Credit for this answer mostly goes to scratchpixel.com and the author of this tutorial, which is based on:

Williams, Amy, Steve Barrus, R. Keith Morley, and Peter Shirley. "An efficient and robust ray-box intersection algorithm." Journal of graphics tools 10, no. 1 (2005): 49-54 link

You can find a very detailed explanation of the code in this tutorial.
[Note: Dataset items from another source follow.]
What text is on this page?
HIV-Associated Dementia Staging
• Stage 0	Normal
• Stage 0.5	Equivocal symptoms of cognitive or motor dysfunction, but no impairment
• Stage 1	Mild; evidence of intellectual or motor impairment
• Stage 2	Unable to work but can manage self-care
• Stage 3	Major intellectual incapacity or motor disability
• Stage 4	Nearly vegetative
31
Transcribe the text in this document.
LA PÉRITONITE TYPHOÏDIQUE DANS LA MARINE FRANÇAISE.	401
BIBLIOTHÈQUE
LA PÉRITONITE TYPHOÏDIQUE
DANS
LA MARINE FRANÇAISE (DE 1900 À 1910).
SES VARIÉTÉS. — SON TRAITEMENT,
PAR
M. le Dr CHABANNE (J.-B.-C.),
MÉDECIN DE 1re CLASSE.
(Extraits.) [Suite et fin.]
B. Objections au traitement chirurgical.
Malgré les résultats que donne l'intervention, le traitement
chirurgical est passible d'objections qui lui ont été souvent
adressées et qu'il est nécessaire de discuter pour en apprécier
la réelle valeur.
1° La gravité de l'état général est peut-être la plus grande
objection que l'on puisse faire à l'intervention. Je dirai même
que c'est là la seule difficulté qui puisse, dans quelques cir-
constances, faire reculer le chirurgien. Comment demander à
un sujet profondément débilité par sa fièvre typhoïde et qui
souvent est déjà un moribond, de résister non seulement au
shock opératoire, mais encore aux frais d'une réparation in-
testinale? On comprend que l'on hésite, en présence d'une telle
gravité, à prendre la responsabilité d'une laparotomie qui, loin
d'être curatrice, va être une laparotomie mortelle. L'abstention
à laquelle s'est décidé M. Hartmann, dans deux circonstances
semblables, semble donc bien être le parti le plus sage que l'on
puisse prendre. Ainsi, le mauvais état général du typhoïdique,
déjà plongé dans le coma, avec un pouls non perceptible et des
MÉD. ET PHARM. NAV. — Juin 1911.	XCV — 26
All I did was slightly modify the code to address the segment-along-ray rather than ray intersection problem.

Answer 2

Here's what I ended up using:

public static List<Point3D> IntersectionOfLineSegmentWithAxisAlignedBox(
    Point3D segmentBegin, Point3D segmentEnd, Point3D boxCenter, Size3D boxSize)
{
    var beginToEnd = segmentEnd - segmentBegin;
    var minToMax = new Vector3D(boxSize.X, boxSize.Y, boxSize.Z);
    var min = boxCenter - minToMax / 2;
    var max = boxCenter + minToMax / 2;
    var beginToMin = min - segmentBegin;
    var beginToMax = max - segmentBegin;
    var tNear = double.MinValue;
    var tFar = double.MaxValue;
    var intersections = new List<Point3D>();
    foreach (Axis axis in Enum.GetValues(typeof(Axis)))
    {
        if (beginToEnd.GetCoordinate(axis) == 0) // parallel
        {
            if (beginToMin.GetCoordinate(axis) > 0 || beginToMax.GetCoordinate(axis) < 0)
                return intersections; // segment is not between planes
        }
        else
        {
            var t1 = beginToMin.GetCoordinate(axis) / beginToEnd.GetCoordinate(axis);
            var t2 = beginToMax.GetCoordinate(axis) / beginToEnd.GetCoordinate(axis);
            var tMin = Math.Min(t1, t2);
            var tMax = Math.Max(t1, t2);
            if (tMin > tNear) tNear = tMin;
            if (tMax < tFar) tFar = tMax;
            if (tNear > tFar || tFar < 0) return intersections;

        }
    }
    if (tNear >= 0 && tNear <= 1) intersections.Add(segmentBegin + beginToEnd * tNear);
    if (tFar >= 0 && tFar <= 1) intersections.Add(segmentBegin + beginToEnd * tFar);
    return intersections;
}

---

public enum Axis
{
    X,
    Y,
    Z
}

---

public static double GetCoordinate(this Point3D point, Axis axis)
{
    switch (axis)
    {
        case Axis.X:
            return point.X;
        case Axis.Y:
            return point.Y;
        case Axis.Z:
            return point.Z;
        default:
            throw new ArgumentException();
    }
}

public static double GetCoordinate(this Vector3D vector, Axis axis)
{
    switch (axis)
    {
        case Axis.X:
            return vector.X;
        case Axis.Y:
            return vector.Y;
        case Axis.Z:
            return vector.Z;
        default:
            throw new ArgumentException();
    }
}

Answer 3

Well, for an axis-aligned box it's pretty simple: you have to find intersection of your ray with 6 planes (defined by the box faces) and then check the points you found against the box vertices coordinates limits.